Serverless kdb+

Serverless computing is a cloud-computing model by which your infrastructure team or your cloud service provider will run and manage physical infrastructure, dynamically allocating these resources by demand of the application itself. Infrastructure is allocated at runtime, according to the amount of resources required by the application, rather than needing to pre-define units of capacity that may lie idle or dormant for long periods of time.

What does this mean to kdb+/q? Running kdb+ serverless is different from managing and deploying your own servers or your cloud instances (virtual machines, storage, networking etc.). Serverless allows the kdb+ developer to focus on the application logic. Building “serverless” means that kdb+ developers can focus on core product instead of having to manage and operate virtual machines, physical machines or associated infrastructure. This reduced overhead lets kdb+ developers reclaim time and energy that can be spent on developing services, especially where those applications have to dynamically scale and be reliable.

Serverless has affinity with the world of kdb+/q:

  • kdb+/q is inherently a small, lightweight construct. It therefore fits perfectly into any of the serverless constructs offered by cloud vendors that are themselves based on small light “containers” or execution engines. For example, these lightweight “threads” can run in the 100’s or 1000’s of instances, in parallel.
  • Serverless is a programmatically friendly extension of the existing “on-demand” licensing model for kdb+. Only pay for what you use for a functional workload, but invoke workloads from the application logic in kdb+/q, and not from an infrastructure layer with fixed licenses.
  • Parallel capable “on-demand”, workloads written for kdb+/q can easily fit into serverless.
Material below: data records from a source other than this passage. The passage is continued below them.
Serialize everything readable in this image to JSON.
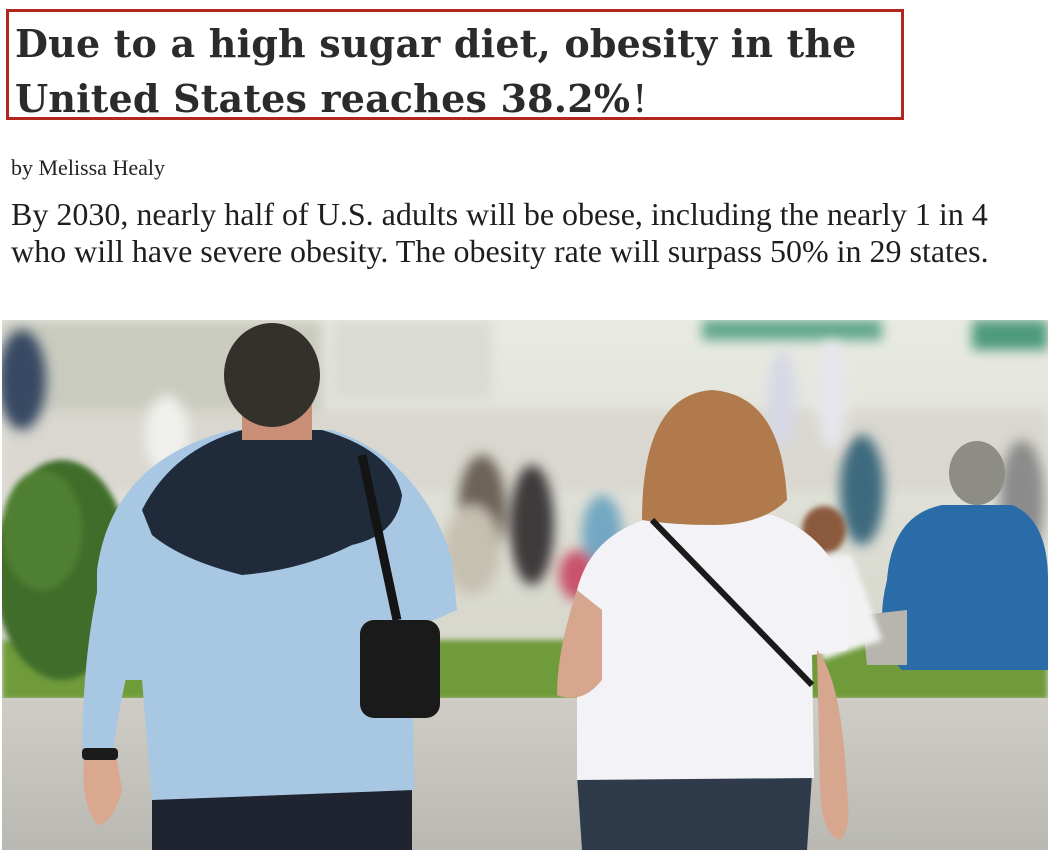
{
  "article": {
    "headline_line1": "Due to a high sugar diet, obesity in the",
    "headline_line2": "United States reaches 38.2%",
    "headline_punct": "!",
    "byline": "by Melissa Healy",
    "dek": "By 2030, nearly half of U.S. adults will be obese, including the nearly 1 in 4 who will have severe obesity. The obesity rate will surpass 50% in 29 states."
  },
  "colors": {
    "headline_border": "#b3261e",
    "headline_text": "#2b2b2b",
    "body_text": "#1e1e1e"
  },
  "photo": {
    "subject": "two people walking in a park seen from behind, crowd in background"
  }
}
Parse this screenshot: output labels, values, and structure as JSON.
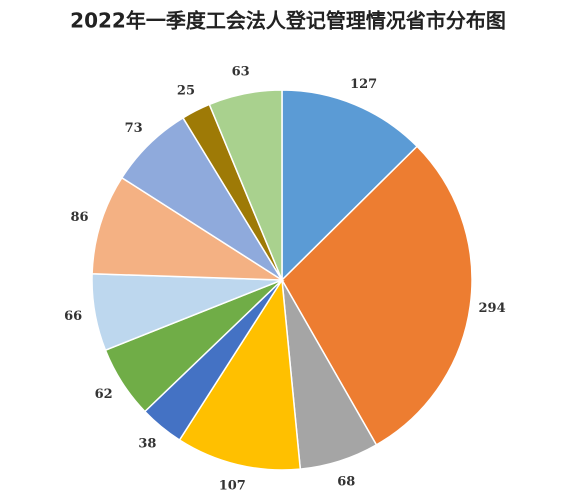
{
  "chart_data": {
    "type": "pie",
    "title": "2022年一季度工会法人登记管理情况省市分布图",
    "values": [
      127,
      294,
      68,
      107,
      38,
      62,
      66,
      86,
      73,
      25,
      63
    ],
    "colors": [
      "#5b9bd5",
      "#ed7d31",
      "#a5a5a5",
      "#ffc000",
      "#4472c4",
      "#70ad47",
      "#bdd7ee",
      "#f4b183",
      "#8faadc",
      "#9e7a06",
      "#a9d18e"
    ]
  }
}
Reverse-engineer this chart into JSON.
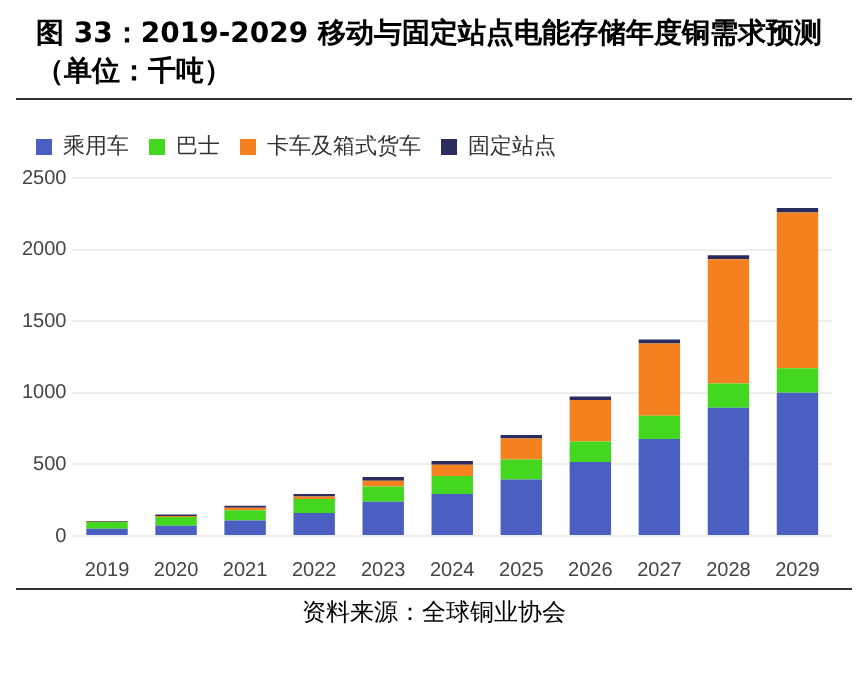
{
  "chart_data": {
    "type": "bar",
    "title": "图 33：2019-2029 移动与固定站点电能存储年度铜需求预测（单位：千吨）",
    "categories": [
      "2019",
      "2020",
      "2021",
      "2022",
      "2023",
      "2024",
      "2025",
      "2026",
      "2027",
      "2028",
      "2029"
    ],
    "series": [
      {
        "name": "乘用车",
        "color": "#4a5fc1",
        "values": [
          50,
          72,
          108,
          161,
          240,
          294,
          394,
          516,
          678,
          896,
          1000
        ]
      },
      {
        "name": "巴士",
        "color": "#43d81f",
        "values": [
          47,
          61,
          71,
          97,
          105,
          125,
          140,
          144,
          161,
          169,
          172
        ]
      },
      {
        "name": "卡车及箱式货车",
        "color": "#f5821f",
        "values": [
          2,
          7,
          18,
          18,
          40,
          79,
          147,
          290,
          505,
          867,
          1087
        ]
      },
      {
        "name": "固定站点",
        "color": "#2b2d5e",
        "values": [
          5,
          10,
          14,
          18,
          27,
          25,
          25,
          25,
          29,
          29,
          32
        ]
      }
    ],
    "stacked": true,
    "ylim": [
      0,
      2500
    ],
    "yticks": [
      0,
      500,
      1000,
      1500,
      2000,
      2500
    ],
    "grid": "y",
    "legend": "top left",
    "annotations": [
      "资料来源：全球铜业协会"
    ]
  }
}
A business process that has to run in either intense batch load or requires an extract-translate-load process suits this model. This can allow kdb+ to offload services such as foreign data ingest into a serverless process that exists only to handle that data translation, then shuts down. Sometimes this data is considered “stateful” in serverless frameworks. However, there is support for such “stateful” modes in several of the cloud serverless frameworks.

Commercial licensing and support for kdb+ running in a serverless environment is now available.

Enabling Serverless

We plan to offer Serverless support on several platforms.

The first of these services is AWS Lambda.

Whether or not you are an existing customer of Kx, you may use serverless kdb+.